El Diario Del Bufón Del Rey Lear

元リアの道化による独り言とか。

願望

有名になりたかった。

 

演劇が好きで、小学生の時から劇団に入りたかったし、女優じゃなくて俳優になりたかった。これは多分、母親に強制的に髪の毛を切らされていて短くしてたからかな。本当は長くしたかったのに短髪で仕方なく「だって私は男だし!」って思っていたからかも。

話が逸れた。歌は好きだったけど音痴だと言われすぎて、しかも音が合っているか分からないので人前で歌うのが嫌だったから歌手は嫌だった。バレエだって習いたかったけど、当時の親友の影響だったし小5から受験勉強を始めさせられたので無理だった。

 

中学に入り、反対されていた演劇部に押し切るように入った。今でも女優として活躍する同期がいたので私は早々に「これはダメだ」と思った。今思うとやりたくもないピアノを続けるより、興味があったバレエとか他のダンスをやりたいと頼めば良かったんだ。

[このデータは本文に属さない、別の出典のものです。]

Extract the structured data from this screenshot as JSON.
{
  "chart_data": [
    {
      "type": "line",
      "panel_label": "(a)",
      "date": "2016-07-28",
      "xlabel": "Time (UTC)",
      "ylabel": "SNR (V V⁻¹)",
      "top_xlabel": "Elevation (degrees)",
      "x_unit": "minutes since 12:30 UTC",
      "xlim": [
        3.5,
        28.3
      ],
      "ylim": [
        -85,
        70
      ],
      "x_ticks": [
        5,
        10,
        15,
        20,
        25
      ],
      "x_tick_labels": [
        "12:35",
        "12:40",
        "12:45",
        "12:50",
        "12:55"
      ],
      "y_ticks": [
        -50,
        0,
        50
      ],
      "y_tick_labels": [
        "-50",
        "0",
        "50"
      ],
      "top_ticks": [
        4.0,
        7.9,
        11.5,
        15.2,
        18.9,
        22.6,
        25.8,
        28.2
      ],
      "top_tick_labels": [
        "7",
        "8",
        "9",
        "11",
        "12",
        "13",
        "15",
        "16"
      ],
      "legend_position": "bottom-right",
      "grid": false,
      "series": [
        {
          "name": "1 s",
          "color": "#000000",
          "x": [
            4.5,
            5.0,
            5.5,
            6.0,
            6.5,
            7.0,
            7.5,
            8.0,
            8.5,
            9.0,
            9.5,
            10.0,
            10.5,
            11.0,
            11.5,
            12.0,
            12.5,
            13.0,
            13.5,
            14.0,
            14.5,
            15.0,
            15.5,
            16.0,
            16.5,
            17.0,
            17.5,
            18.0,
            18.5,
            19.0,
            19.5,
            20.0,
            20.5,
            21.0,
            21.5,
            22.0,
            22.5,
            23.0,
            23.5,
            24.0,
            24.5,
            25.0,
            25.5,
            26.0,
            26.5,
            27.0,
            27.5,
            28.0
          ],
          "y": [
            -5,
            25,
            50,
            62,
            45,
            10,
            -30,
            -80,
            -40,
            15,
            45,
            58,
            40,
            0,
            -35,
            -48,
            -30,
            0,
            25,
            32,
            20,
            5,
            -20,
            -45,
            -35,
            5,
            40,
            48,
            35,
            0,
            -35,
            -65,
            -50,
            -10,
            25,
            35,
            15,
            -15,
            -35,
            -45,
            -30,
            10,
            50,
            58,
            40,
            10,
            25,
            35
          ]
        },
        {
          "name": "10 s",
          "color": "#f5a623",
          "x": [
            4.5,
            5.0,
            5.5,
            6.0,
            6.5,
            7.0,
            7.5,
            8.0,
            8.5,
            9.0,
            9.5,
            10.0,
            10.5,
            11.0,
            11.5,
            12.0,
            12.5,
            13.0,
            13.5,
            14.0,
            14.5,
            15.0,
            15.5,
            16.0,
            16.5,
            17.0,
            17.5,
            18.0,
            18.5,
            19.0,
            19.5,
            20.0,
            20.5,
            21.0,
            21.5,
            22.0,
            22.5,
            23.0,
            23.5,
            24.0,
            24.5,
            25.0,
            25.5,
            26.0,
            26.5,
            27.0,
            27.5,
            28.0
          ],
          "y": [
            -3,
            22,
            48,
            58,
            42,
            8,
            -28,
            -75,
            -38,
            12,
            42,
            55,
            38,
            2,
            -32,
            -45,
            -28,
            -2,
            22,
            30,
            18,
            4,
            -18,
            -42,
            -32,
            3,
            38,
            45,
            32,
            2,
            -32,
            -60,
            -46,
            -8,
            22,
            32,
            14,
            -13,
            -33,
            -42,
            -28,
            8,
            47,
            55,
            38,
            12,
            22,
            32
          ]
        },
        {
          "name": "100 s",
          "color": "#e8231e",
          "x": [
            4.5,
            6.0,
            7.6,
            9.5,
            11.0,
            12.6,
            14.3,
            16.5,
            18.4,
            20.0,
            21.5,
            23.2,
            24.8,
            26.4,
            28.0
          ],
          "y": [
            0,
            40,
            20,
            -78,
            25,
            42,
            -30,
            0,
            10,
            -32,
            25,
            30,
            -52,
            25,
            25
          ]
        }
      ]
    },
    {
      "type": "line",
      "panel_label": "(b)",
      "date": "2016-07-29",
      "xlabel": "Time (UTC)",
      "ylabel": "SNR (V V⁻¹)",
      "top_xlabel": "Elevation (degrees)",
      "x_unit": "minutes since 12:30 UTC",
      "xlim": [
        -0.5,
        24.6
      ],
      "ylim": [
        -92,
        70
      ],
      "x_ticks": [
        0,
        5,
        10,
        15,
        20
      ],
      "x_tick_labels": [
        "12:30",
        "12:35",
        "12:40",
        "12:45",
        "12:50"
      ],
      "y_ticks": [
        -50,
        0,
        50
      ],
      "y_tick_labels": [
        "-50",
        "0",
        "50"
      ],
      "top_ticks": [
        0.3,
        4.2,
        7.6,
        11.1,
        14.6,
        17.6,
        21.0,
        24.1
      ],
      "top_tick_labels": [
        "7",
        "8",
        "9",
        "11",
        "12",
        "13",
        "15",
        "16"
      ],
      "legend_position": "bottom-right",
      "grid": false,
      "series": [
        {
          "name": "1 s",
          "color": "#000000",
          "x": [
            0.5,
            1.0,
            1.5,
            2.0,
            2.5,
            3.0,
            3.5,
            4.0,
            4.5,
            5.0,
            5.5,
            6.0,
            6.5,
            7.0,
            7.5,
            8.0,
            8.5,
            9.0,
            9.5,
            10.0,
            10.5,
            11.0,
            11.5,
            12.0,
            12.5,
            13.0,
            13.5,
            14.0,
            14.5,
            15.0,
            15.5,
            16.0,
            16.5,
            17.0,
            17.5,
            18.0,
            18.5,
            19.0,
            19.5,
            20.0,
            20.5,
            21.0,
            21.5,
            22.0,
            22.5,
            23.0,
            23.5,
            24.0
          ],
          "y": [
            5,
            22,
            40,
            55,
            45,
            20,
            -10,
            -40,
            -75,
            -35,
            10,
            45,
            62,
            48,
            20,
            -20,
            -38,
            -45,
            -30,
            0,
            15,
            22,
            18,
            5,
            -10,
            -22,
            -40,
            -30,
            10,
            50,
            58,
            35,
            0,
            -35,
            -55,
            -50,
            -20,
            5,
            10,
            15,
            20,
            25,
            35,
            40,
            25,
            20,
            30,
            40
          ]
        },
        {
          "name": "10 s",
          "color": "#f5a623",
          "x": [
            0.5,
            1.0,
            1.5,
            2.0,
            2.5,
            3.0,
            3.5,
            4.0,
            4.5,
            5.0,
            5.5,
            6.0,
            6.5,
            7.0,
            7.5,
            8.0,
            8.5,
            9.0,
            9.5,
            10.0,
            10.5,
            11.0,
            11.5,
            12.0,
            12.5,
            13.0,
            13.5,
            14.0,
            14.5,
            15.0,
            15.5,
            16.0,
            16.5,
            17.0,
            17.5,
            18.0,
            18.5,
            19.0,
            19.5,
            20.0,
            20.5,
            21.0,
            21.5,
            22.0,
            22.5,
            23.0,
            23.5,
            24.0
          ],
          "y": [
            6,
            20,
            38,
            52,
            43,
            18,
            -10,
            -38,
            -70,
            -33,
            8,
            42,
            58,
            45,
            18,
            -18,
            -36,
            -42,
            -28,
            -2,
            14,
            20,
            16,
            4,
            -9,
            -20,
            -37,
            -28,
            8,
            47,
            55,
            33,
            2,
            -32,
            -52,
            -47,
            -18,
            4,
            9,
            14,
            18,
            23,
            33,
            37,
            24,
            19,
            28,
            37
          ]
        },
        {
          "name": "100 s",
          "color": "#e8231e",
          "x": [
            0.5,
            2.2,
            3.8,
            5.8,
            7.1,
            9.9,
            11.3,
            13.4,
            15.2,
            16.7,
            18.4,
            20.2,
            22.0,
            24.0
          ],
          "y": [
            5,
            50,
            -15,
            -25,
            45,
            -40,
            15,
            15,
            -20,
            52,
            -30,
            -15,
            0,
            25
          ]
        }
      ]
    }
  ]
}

演じることも大好きだったけど演出にも興味が出てきて、私は演出家になりたいと思うようになった。同時に、好きだった英語と世界史を生かせる仕事ということで何となく外交官とか外務専門職に憧れるようになった。

ある日、若くして亡くなった伯父の遺影を見て「外交関係の仕事をしよう」と決めた。

 

大学は法律研究みたいな固いのは止めろとか、政治思想に直結する演劇は反対とか言われたのでマンドリンサークルに入った。これも間違いで、せっかく入ったスペイン語学科の勉強を疎かにしてサークルに全てを捧げた。結果ボロボロになった。大学時代にできた友達なんて2人しかいない。それも半年以上連絡取っていないし。

 

滑稽なのは今でも有名になりたいとどこかで思っていること。ずっと書いている小説でデビューできないかなとか。

 

人気商売、不安定な職業……それでも華やかに見えるたった一つの側面に憧れて、今日も地味なOLを続けている。